In November 2010 private pension holders in Hungary were forced to choose between handing their retirement savings back to state-managed funds or giving up their state pensions altogether. Workers who opted against returning to the state system stood to lose 70 percent of their pension claim. A similar scheme was implemented in Bulgaria, where the government forced the transfer of $300 million of private early retirement savings into state pension schemes.

In 2010 France withdrew €43 billion from the state's reserve pension fund to tackle a short-term pension deficit. Retirement savings that were to be used in the years 2020 to 2040 will now be used between 2011 and 2024. In March of this year the Polish Government implemented sweeping pension reforms seeking savings totalling €48 billion. The new scheme slashed from 7.3% to 2.3% the proportion of an individual's salary that can be paid into private pension accounts. The 5% difference has been paid into Poland's national social security scheme.

Plenty of justifications are provided for these actions. In times of economic turbulence, national guilt over uncontrolled expenditure encourages citizens to readily accept these kinds of massive changes to financial policy. Others hold that pensions are safer in the hands of the state than in private funds. This argument, presented in favour of the actions of the Hungarian and Bulgarian governments, is rarely true in times when a government is struggling to keep its own financial house in order.

In Ireland my government has made an interesting move by taxing its citizens' retirement savings. This year saw the introduction of a 0.6% levy on the capital saved in private sector pension funds.

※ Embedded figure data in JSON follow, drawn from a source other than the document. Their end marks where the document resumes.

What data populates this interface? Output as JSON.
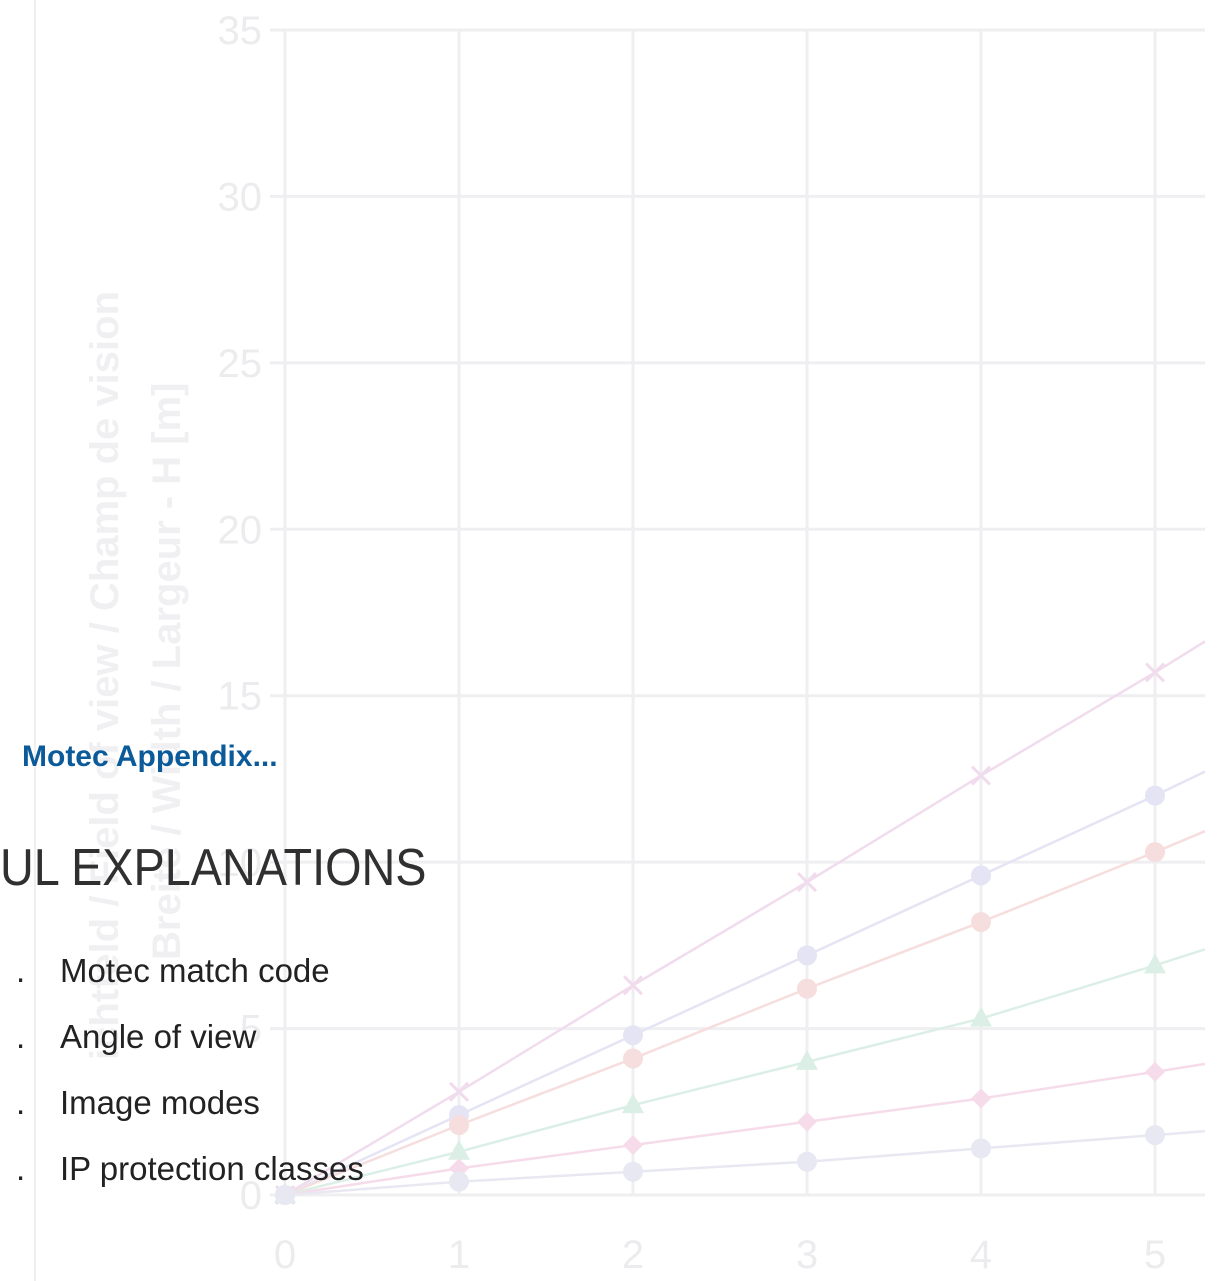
{
  "section_label": "Motec Appendix...",
  "heading": "UL EXPLANATIONS",
  "items": [
    {
      "number": ".",
      "label": "Motec match code"
    },
    {
      "number": ".",
      "label": "Angle of view"
    },
    {
      "number": ".",
      "label": "Image modes"
    },
    {
      "number": ".",
      "label": "IP protection classes"
    }
  ],
  "chart_data": {
    "type": "line",
    "opacity": "faint background watermark",
    "ylabel_lines": [
      "ichtfeld / Field of view / Champ de vision",
      "Breite / Width / Largeur - H [m]"
    ],
    "xlim": [
      0,
      5
    ],
    "ylim": [
      0,
      35
    ],
    "x_ticks": [
      "0",
      "1",
      "2",
      "3",
      "4",
      "5"
    ],
    "y_ticks": [
      "0",
      "5",
      "10",
      "15",
      "20",
      "25",
      "30",
      "35"
    ],
    "grid": true,
    "colors": {
      "grid": "#efeff2",
      "series": [
        "#f1dcee",
        "#e4e4f5",
        "#f6dedf",
        "#dcefe6",
        "#f6dceb",
        "#e8e8f2"
      ]
    },
    "series": [
      {
        "marker": "x",
        "values": [
          0,
          3.1,
          6.3,
          9.4,
          12.6,
          15.7
        ]
      },
      {
        "marker": "circle",
        "values": [
          0,
          2.4,
          4.8,
          7.2,
          9.6,
          12.0
        ]
      },
      {
        "marker": "circle",
        "values": [
          0,
          2.1,
          4.1,
          6.2,
          8.2,
          10.3
        ]
      },
      {
        "marker": "triangle",
        "values": [
          0,
          1.3,
          2.7,
          4.0,
          5.3,
          6.9
        ]
      },
      {
        "marker": "diamond",
        "values": [
          0,
          0.8,
          1.5,
          2.2,
          2.9,
          3.7
        ]
      },
      {
        "marker": "circle",
        "values": [
          0,
          0.4,
          0.7,
          1.0,
          1.4,
          1.8
        ]
      }
    ]
  }
}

This tax will apply for four years. It levies not only future savings but also those funds put aside in the past; such a retrospective tax is arguably unconstitutional. The chunk of change held in our pension funds obviously proved too attractive for the government to ignore. Economist David McWilliams estimates that at present the Irish people have €48 billion scurried away in defined benefit private pensions and €23.7 billion in defined contribution schemes.

On top of this levy the government has introduced an additional mechanism to allow it to benefit from private pensions savings. Traditionally pension funds have only been permitted to invest in safe, relatively low-return financial products. However in 2010 a new scheme was established to allow the National Treasury Management Agency (NTMA) to issue new types of government high-yield bonds, to be made available to Irish pension funds. These bonds have since allowed pension funds to buy into Irish sovereign debt paying out an impressively high 9.4% yield. On the face of it this is a rosy idea: in theory the scheme provides a high return on investment for struggling pension funds while also providing an additional source of finance for the state. Yet there is a reason that pension funds have traditionally been forced to avoid high-yield bonds; high yield means high risk. Many of us are now investors in pension funds that are betting on a state that has just required us to tax that very same fund just to ensure its survival. Though it may not look like it, this is further dubious use of private savings to fund a government shore-up attempt.

We work away our daylight hours with the hope of progressing, achieving and ultimately earning. We earn to provide for our futures and our children's futures. Retirement funds are not just mere savings accounts, they are idealogical in nature; we work hard now so that we can afford ourselves security in our old age, regardless of the fact that we may not live to enjoy it. Many of us faithfully put aside a portion of our earnings each month for our pension despite the fact that we are struggling to live on a low disposable income. It is a shame that this most treasured of financial assets has been targeted.